If You Served, Please Register
Dear Ann Landers: One year from today, we will dedicate the Women in Military Service Memorial at the ceremonial entrance to Arlington National Cemetery. The memorial, with its education center, exhibits, theater and computer register, will be the first national memorial honoring all military women, past, present and future.
With your help, Ann, we have now registered more than 130,000 women. But there are well over a million from whom we have not yet heard and we need to reach them. We are asking once again that you let woman veterans know about their memorial.
The register of service women will be the heart of the memorial’s education center. It will contain each woman’s personal recollections and photos. At last, their stories will become a permanent part of our nation’s history.
The service women, their relatives or friends can call us at 1-800-4-SALUTE or write to: The Women’s Memorial, Dept. 560, Washington, D.C. 20042-0560. In turn, we will send them materials so they can register.
We are so grateful for your assistance, and look forward to the dedication on Oct. 18, 1997. Sincerely - Wilma L. Vaught, brigadier general, Air Force retired, president, Women in Military Service Memorial
Dear Brig. Gen. Vaught: Thank you for your letter. Readers, if you or any women you know have served in our country’s military, please take this opportunity to contact the Women’s Memorial to request a registration form. It’s an honor long overdue.
Dear Ann Landers: A while back, you had a rather spirited discussion in your column about the prison situation in this country.
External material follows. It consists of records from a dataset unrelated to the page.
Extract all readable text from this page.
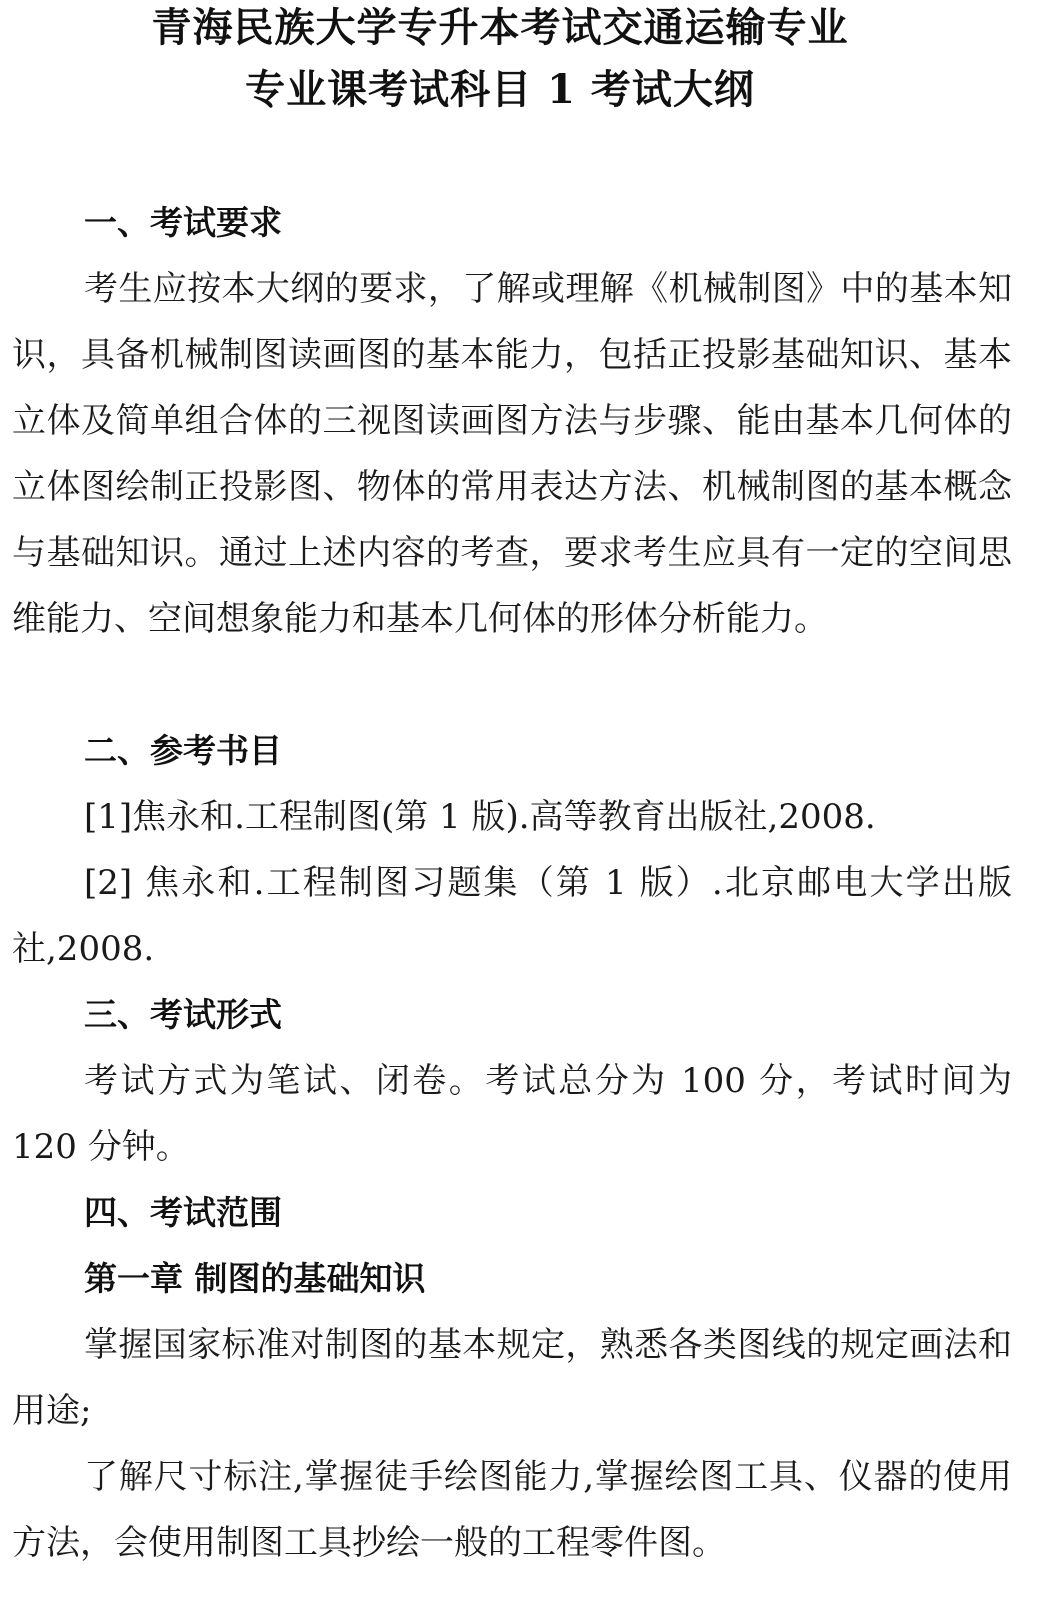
青海民族大学专升本考试交通运输专业
专业课考试科目 1 考试大纲
一、考试要求
考生应按本大纲的要求，了解或理解《机械制图》中的基本知识，具备机械制图读画图的基本能力，包括正投影基础知识、基本立体及简单组合体的三视图读画图方法与步骤、能由基本几何体的立体图绘制正投影图、物体的常用表达方法、机械制图的基本概念与基础知识。通过上述内容的考查，要求考生应具有一定的空间思维能力、空间想象能力和基本几何体的形体分析能力。
二、参考书目
[1]焦永和.工程制图(第 1 版).高等教育出版社,2008.
[2] 焦永和.工程制图习题集（第 1 版）.北京邮电大学出版社,2008.
三、考试形式
考试方式为笔试、闭卷。考试总分为 100 分，考试时间为 120 分钟。
四、考试范围
第一章 制图的基础知识
掌握国家标准对制图的基本规定，熟悉各类图线的规定画法和用途;
了解尺寸标注,掌握徒手绘图能力,掌握绘图工具、仪器的使用方法，会使用制图工具抄绘一般的工程零件图。
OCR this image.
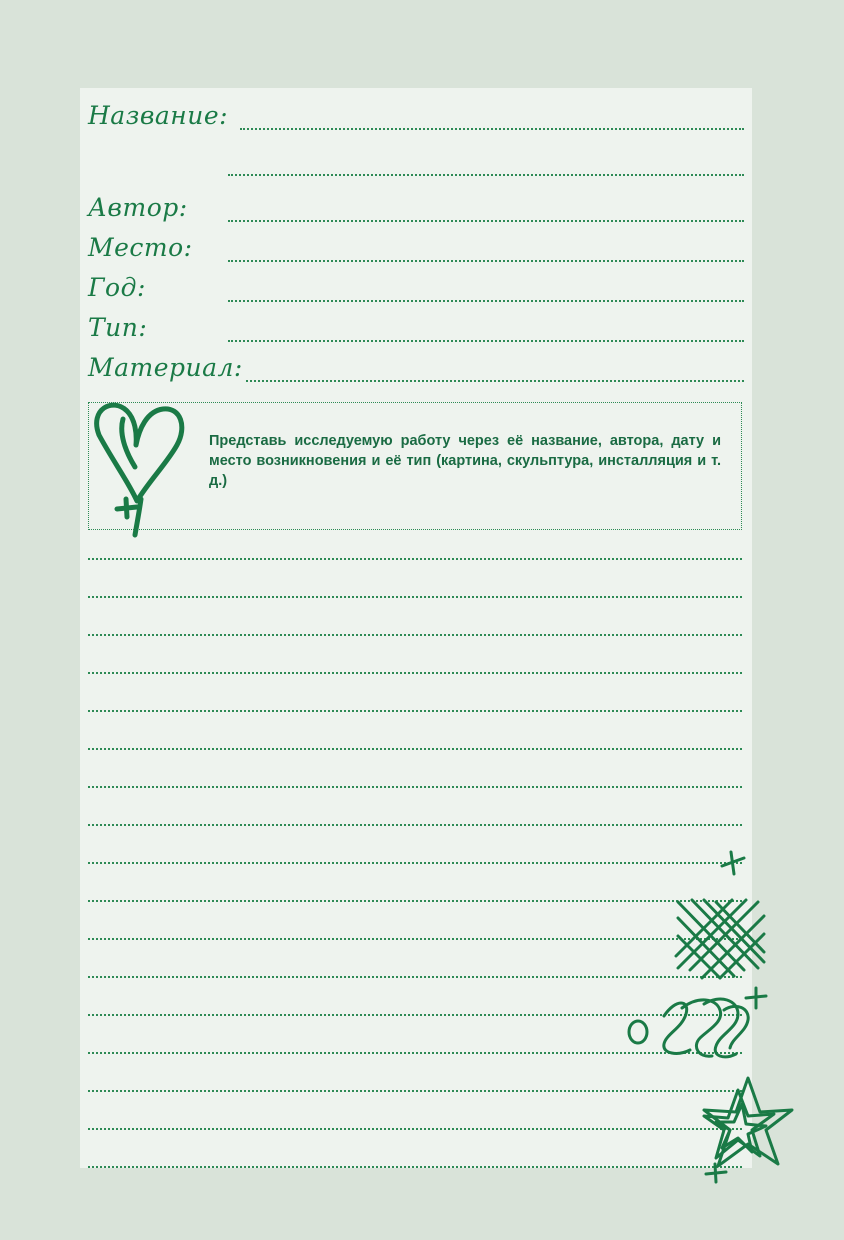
Название:
Автор:
Место:
Год:
Тип:
Материал:
Представь исследуемую работу через её название, автора, дату и место возникновения и её тип (картина, скульптура, инсталляция и т. д.)
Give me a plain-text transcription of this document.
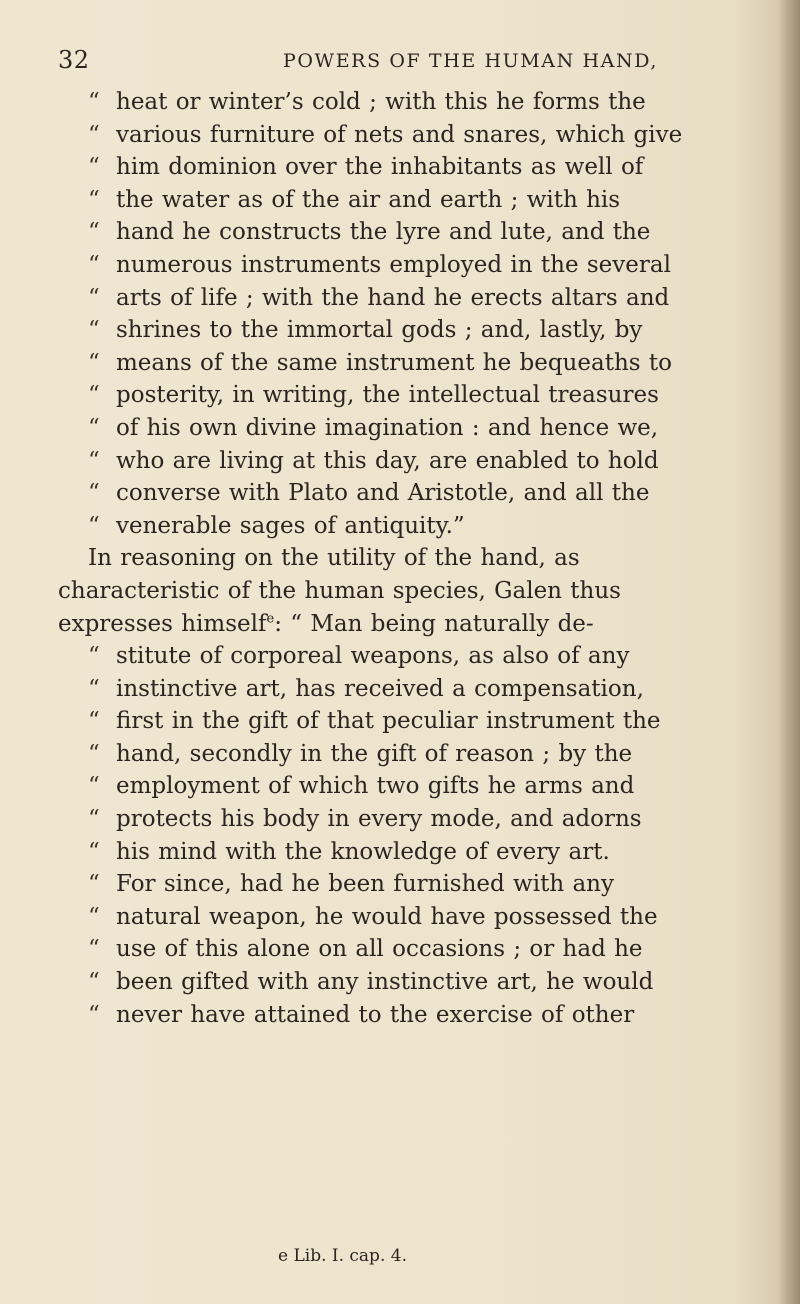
32	POWERS OF THE HUMAN HAND,
“ heat or winter’s cold ; with this he forms the
“ various furniture of nets and snares, which give
“ him dominion over the inhabitants as well of
“ the water as of the air and earth ; with his
“ hand he constructs the lyre and lute, and the
“ numerous instruments employed in the several
“ arts of life ; with the hand he erects altars and
“ shrines to the immortal gods ; and, lastly, by
“ means of the same instrument he bequeaths to
“ posterity, in writing, the intellectual treasures
“ of his own divine imagination : and hence we,
“ who are living at this day, are enabled to hold
“ converse with Plato and Aristotle, and all the
“ venerable sages of antiquity.”
In reasoning on the utility of the hand, as
characteristic of the human species, Galen thus
expresses himself$^e$: “ Man being naturally de-
“ stitute of corporeal weapons, as also of any
“ instinctive art, has received a compensation,
“ first in the gift of that peculiar instrument the
“ hand, secondly in the gift of reason ; by the
“ employment of which two gifts he arms and
“ protects his body in every mode, and adorns
“ his mind with the knowledge of every art.
“ For since, had he been furnished with any
“ natural weapon, he would have possessed the
“ use of this alone on all occasions ; or had he
“ been gifted with any instinctive art, he would
“ never have attained to the exercise of other
e Lib. I. cap. 4.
A great many readers who wrote are under the impression that prisoners have it too easy. I appreciate the opportunity to add my two cents - anonymously, of course.
No privileges can replace the loss of freedom. Ask any inmate. Who would be so foolish as to think prisoners or ex-convicts have an easy time under any circumstances? They have many things to fear and many difficult losses to endure. Their children grow up, their parents grow old, spouses may divorce and remarry, their former social skills won’t fit on the outside, and nobody wants a convict in the neighborhood.
Lawmakers sometimes act irresponsibly for political reasons, catering to the thoughtless cry for more prisons and longer sentences, rather than finding intelligent ways to deal with problem people. They remind me of the insane man who continues to mop up the water vigorously instead of turning off the faucet.
There are treatment centers and juvenile schools around the country that have been successful in preventing problem people from becoming lifetime members of the prison system. More funds delegated to parole and probation supervisory plans would make it possible for thousands of prisoners who have served their time to become productive citizens rather than part of the prison industry at taxpayers’ expense.
Prisons are necessary for our protection, but they should not be warehouses for men and women who could get on with their lives if given the opportunity. Surely we have lawmakers who are competent to find better ways. - Concerned Citizen in Wichita
Dear Wichita: You have written a letter that contains some sound and sensible suggestions. I hope the authorities who are able to implement these changes will see your comments and follow through.